Here are some activities you can do with your child to help prepare them to be ready to write as they get older. Don’t do these all at once. Just choose one to get started. On another day, you can try a different activity.
Give your child some crayons and paper, then ask your child to draw a picture from their own imagination. Ask them to describe to you what the picture is, while you write their answer on the page. Read the words back to them, while pointing to the writing. You are helping your child make the connection that the marks they see on the page represent words and concepts!
Ask your child to tell you a story. It can be one they are familiar with, like a fairy tale, or one they are just making up. As they narrate their story, let them see you writing out their words. Then read their story back to them while pointing to each of the written words. You are reinforcing the concept that the marks on the page represent words.
Give your child crayons and paper and ask them to “write” a story. Have them tell you the story aloud while they are scribbling on the page. Scribbling is your child’s first experience with writing. It probably won’t look like they are writing actual letters or words, but don’t correct them, just let them enjoy the process. Your child is learning the fine motor skill of holding a crayon, pen, or pencil.
Use a pencil to draw a very large letter on a piece of paper. Tell your child the name of the letter. Talk about what sound the letter makes. Now give your child a crayon and have them trace over the letter. Don’t worry that it’s not perfect. Their fine motor skills are still evolving. Your child is practicing how to control the movement of the crayon through eye-hand coordination; their skills will continue to improve with time.
You can expand the letter-writing activity by introducing both upper and lower case versions of the letter. Talk about how they look the same and how they look different. Then talk about how they both make the same sound, even though they look different. Have your child say the name of the letter as they trace over the outlines you made. Your child is learning the basics of phonics, or letter-sounds. By doing this while writing rather than just looking at a letter shape, a different part of your child’s brain is being stimulated, making new neural connections and reinforcing previously-made connections.
Children have a deep connection with their own name, so show your child the shapes and sounds of the letters in their name. Start with the uppercase letter which is the first letter in their first name. Have them trace over a letter pattern you have made. Gradually, over days or weeks, introduce the rest of the letters in their name. Start with having them write all the letters in uppercase, but later also show them how to form the lowercase letters in their name. As we get older we rarely write our names in all capital letters. Your child will take pride and pleasure in their achievement of writing their own name, and will feel a connection between the sound of their name and the shapes they made on the paper.

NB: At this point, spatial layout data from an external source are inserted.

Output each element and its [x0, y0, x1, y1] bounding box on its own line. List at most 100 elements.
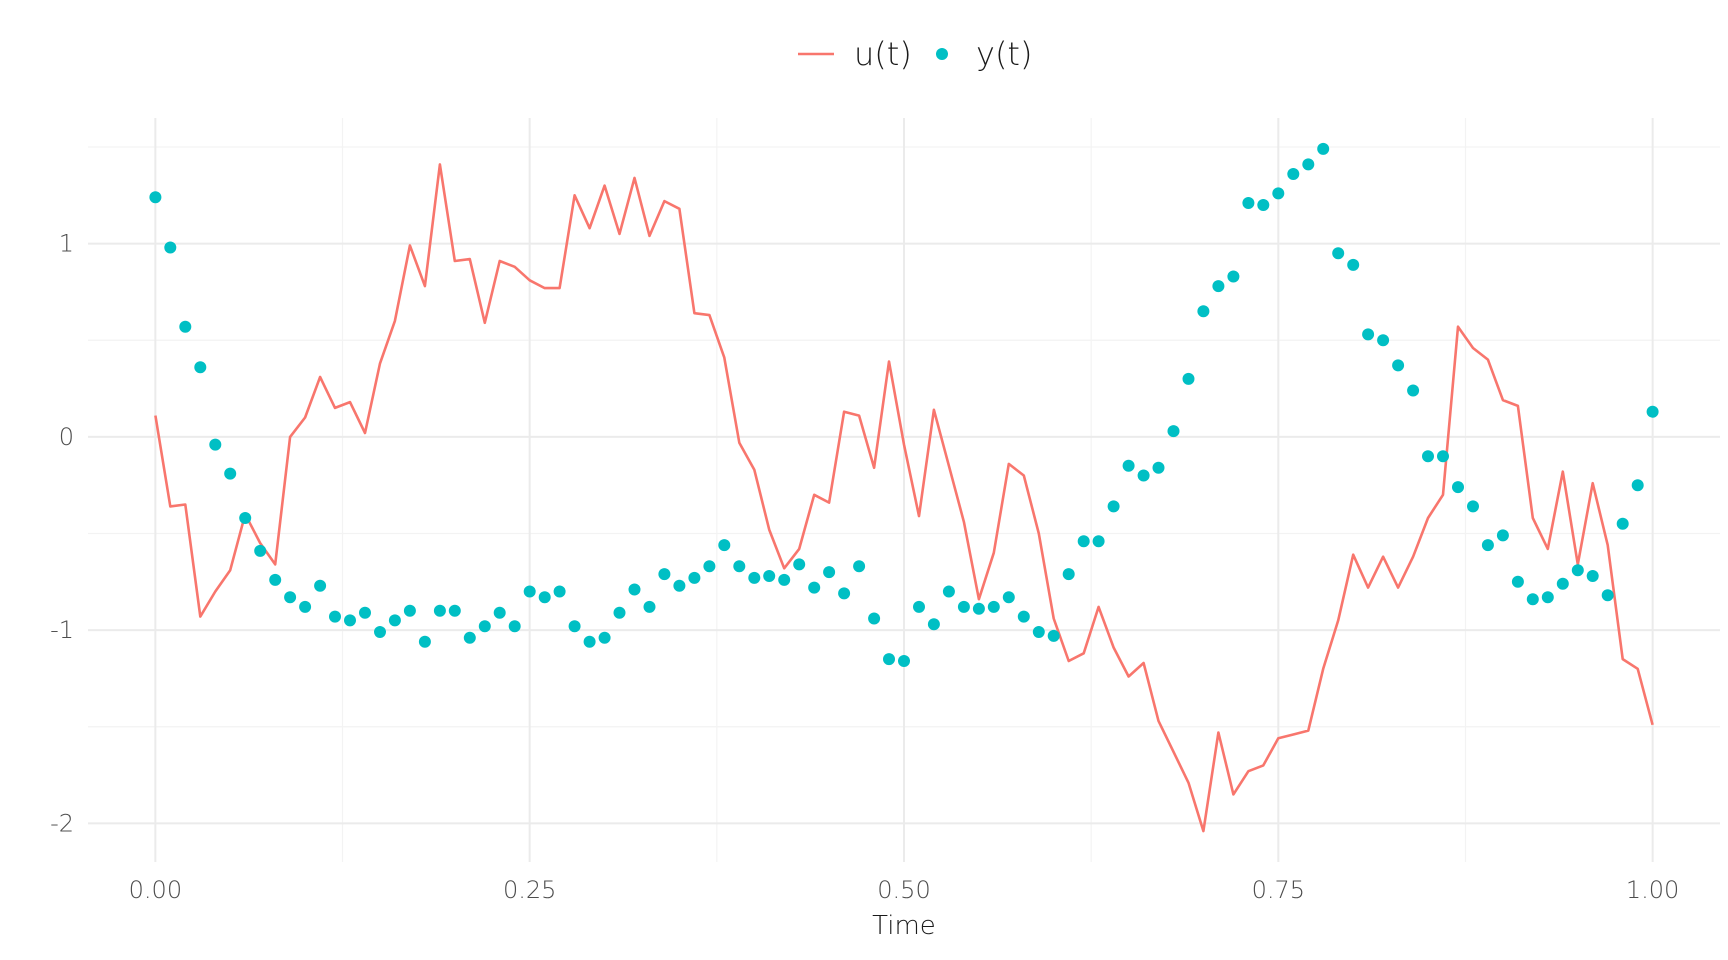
data-point: [403, 604, 416, 617]
data-point: [1571, 564, 1584, 577]
data-point: [1032, 626, 1045, 638]
data-point: [1332, 247, 1345, 260]
y-tick-label: 0: [59, 423, 74, 451]
legend-label-y: y(t): [976, 35, 1032, 73]
data-point: [284, 591, 297, 604]
data-point: [164, 241, 177, 254]
data-point: [1137, 469, 1150, 482]
legend: u(t) y(t): [798, 35, 1032, 73]
y-tick-label: -2: [50, 809, 74, 837]
data-point: [493, 606, 506, 619]
data-point: [942, 585, 955, 598]
data-point: [224, 467, 237, 480]
data-point: [1107, 500, 1120, 513]
data-point: [957, 600, 970, 613]
data-point: [1092, 535, 1105, 548]
data-point: [1242, 197, 1255, 209]
data-point: [1452, 481, 1464, 494]
data-point: [1392, 359, 1405, 372]
data-point: [299, 600, 312, 613]
data-point: [868, 612, 881, 625]
axes: 0.00 0.25 0.50 0.75 1.00 -2 -1 0 1: [50, 230, 1679, 904]
data-point: [523, 585, 536, 598]
data-point: [598, 631, 611, 644]
data-point: [718, 539, 731, 552]
data-point: [1077, 535, 1090, 548]
data-point: [1586, 570, 1599, 582]
data-point: [898, 655, 910, 667]
series-points-y: [149, 142, 1659, 667]
data-point: [913, 600, 925, 613]
data-point: [1287, 168, 1300, 180]
data-point: [628, 583, 641, 596]
data-point: [853, 560, 866, 573]
data-point: [508, 620, 521, 633]
data-point: [658, 568, 671, 581]
data-point: [1227, 270, 1240, 283]
data-point: [1257, 199, 1270, 211]
data-point: [254, 544, 267, 557]
data-point: [344, 614, 356, 627]
data-point: [1422, 450, 1434, 463]
data-point: [149, 191, 162, 204]
x-tick-label: 0.75: [1252, 876, 1305, 904]
data-point: [808, 581, 821, 594]
data-point: [793, 558, 806, 571]
data-point: [418, 635, 431, 648]
data-point: [1556, 577, 1569, 590]
data-point: [673, 579, 686, 592]
data-point: [1122, 459, 1135, 472]
data-point: [388, 614, 401, 627]
x-tick-label: 0.25: [503, 876, 556, 904]
data-point: [329, 610, 341, 623]
data-point: [688, 571, 701, 584]
data-point: [1167, 425, 1180, 438]
data-point: [643, 600, 656, 613]
data-point: [987, 600, 1000, 613]
y-tick-label: -1: [50, 616, 74, 644]
data-point: [448, 604, 461, 617]
data-point: [1511, 575, 1524, 588]
data-point: [1407, 384, 1420, 397]
data-point: [613, 606, 626, 619]
data-point: [179, 320, 192, 333]
y-tick-label: 1: [59, 230, 74, 258]
data-point: [1182, 372, 1195, 385]
plot-area: [149, 142, 1659, 833]
data-point: [1616, 517, 1629, 530]
series-line-u: [154, 163, 1654, 833]
data-point: [1377, 334, 1390, 347]
data-point: [1437, 450, 1449, 463]
data-point: [1317, 142, 1330, 155]
x-tick-label: 0.50: [877, 876, 930, 904]
data-point: [463, 631, 476, 644]
data-point: [748, 571, 761, 584]
data-point: [778, 573, 791, 586]
data-point: [1302, 158, 1315, 171]
data-point: [733, 560, 746, 573]
data-point: [314, 579, 327, 592]
data-point: [1601, 589, 1614, 602]
data-point: [374, 626, 386, 638]
data-point: [269, 573, 282, 586]
data-point: [1197, 305, 1210, 318]
data-point: [1362, 328, 1375, 341]
data-point: [883, 653, 895, 666]
x-axis-title: Time: [872, 911, 936, 941]
data-point: [583, 635, 596, 648]
data-point: [1017, 610, 1030, 623]
data-point: [209, 438, 222, 451]
data-point: [838, 587, 851, 600]
data-point: [478, 620, 491, 633]
data-point: [359, 606, 371, 619]
x-tick-label: 0.00: [129, 876, 182, 904]
legend-key-point: [936, 48, 948, 60]
data-point: [1541, 591, 1554, 604]
data-point: [1347, 258, 1360, 271]
data-point: [763, 570, 776, 582]
data-point: [553, 585, 566, 598]
data-point: [1496, 529, 1509, 542]
data-point: [538, 591, 551, 604]
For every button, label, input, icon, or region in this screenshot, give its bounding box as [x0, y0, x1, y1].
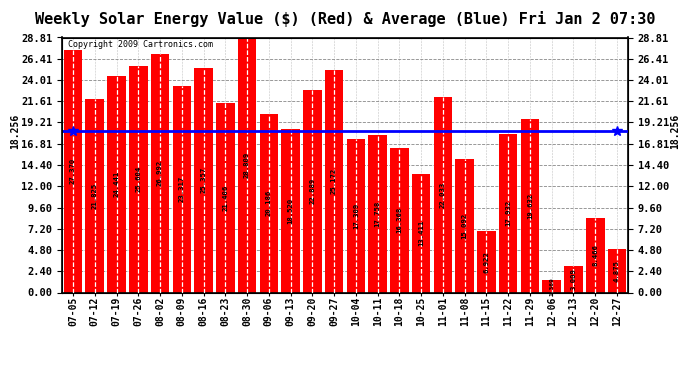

Make writing fun by trying out different ways to write. When you are outside, you and your child can trace letter-shapes in the dirt using a stick, or in the sand using a finger or a seashell. Inside, trace letters in a pile of salt, or shape letters out of yarn, string, or modelling clay. Again, don’t focus on whether or not the “writing” looks like actual letters or words. Just let your child explore. Have them “write” notes, cards, and letters, to friends and family members. Encourage them to “write” shopping lists and menus for meals. This is the way children begin to learn to write, and will impress on your child that writing has a purpose but can also be fun!